Su argumento es bueno, y también me da algo de risa: Forcadell habla de los derechos atropellados de esos niños (tal vez aún no nacidos) que debido a las profesiones de sus padres ven coartada alguna de sus libertades y están obligados a asistir a escuelas públicas. Claro, dice “obligados” y todos entendemos “condenados”. Nuestros amigos filósofos ya van por el cuarto tinto, y venimos hablando de normatividad, de Hegel, de Wittgenstein y de malas traducciones, así que no recuerdo qué le responden, pero adhiero inmediatamente a la objeción de Forcadell, no tanto por eso de los derechos atropellados de estos niños rehenes, que igual serán atropellados por cosas aun más graves, sino sobre todo porque evidencia que esta ley supone una suerte de peaje y se basa en que la educación pública es un castigo y no un tesoro.
Yo me formé en escuelas públicas.
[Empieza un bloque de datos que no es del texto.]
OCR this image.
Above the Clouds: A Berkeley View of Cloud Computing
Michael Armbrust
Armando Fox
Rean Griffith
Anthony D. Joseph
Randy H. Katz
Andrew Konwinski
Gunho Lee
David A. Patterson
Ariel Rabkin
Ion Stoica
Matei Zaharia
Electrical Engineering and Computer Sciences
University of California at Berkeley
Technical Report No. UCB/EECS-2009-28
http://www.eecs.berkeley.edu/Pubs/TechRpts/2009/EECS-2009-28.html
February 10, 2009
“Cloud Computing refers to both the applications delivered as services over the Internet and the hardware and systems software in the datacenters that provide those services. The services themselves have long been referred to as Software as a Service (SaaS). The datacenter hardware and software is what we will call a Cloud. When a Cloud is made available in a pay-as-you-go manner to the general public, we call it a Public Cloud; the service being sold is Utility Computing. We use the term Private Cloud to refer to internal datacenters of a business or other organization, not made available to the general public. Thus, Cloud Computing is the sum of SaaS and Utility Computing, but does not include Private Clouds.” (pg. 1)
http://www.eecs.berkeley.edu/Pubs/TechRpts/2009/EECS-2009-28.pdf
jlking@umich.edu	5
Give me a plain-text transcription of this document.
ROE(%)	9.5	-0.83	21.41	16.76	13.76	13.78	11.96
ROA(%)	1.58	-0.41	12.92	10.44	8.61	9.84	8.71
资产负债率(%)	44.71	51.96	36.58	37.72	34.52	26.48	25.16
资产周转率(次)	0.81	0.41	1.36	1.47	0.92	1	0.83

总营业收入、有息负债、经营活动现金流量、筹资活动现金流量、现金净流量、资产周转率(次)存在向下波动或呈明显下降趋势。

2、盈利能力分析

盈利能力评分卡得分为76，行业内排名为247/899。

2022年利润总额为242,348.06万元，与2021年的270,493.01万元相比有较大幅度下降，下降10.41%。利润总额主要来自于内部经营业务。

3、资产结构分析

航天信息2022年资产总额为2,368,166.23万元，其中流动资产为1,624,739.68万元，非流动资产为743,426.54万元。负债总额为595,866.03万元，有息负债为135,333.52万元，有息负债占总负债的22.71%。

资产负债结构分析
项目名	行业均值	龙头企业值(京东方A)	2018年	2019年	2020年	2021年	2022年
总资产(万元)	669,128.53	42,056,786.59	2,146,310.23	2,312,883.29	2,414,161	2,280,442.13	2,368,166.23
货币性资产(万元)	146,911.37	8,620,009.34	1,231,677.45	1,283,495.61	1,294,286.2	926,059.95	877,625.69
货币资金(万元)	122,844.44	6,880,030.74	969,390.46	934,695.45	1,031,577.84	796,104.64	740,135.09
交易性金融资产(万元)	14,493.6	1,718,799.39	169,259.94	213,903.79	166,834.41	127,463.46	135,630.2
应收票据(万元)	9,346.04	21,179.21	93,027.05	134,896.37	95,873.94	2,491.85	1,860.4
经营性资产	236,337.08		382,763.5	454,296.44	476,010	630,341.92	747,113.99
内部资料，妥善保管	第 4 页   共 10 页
No sé qué cosas sucedan en las privadas, por ahí son cosas más o menos parecidas, pero aranceladas. Se me ocurre que la crisis no es un problema específico de las escuelas y de sus estatus. Lo que pasa en ellas es sencillo de explicar: cada vez que se junta un grupo grande de personas (sean maestros, bibliotecarias con tareas pasivas o alumnos en general) el paisaje es desolador. Porque todos ellos –en este país– son gente con problemas horribles. No retiro mi firma. Pero voy a pensar mejor el asunto.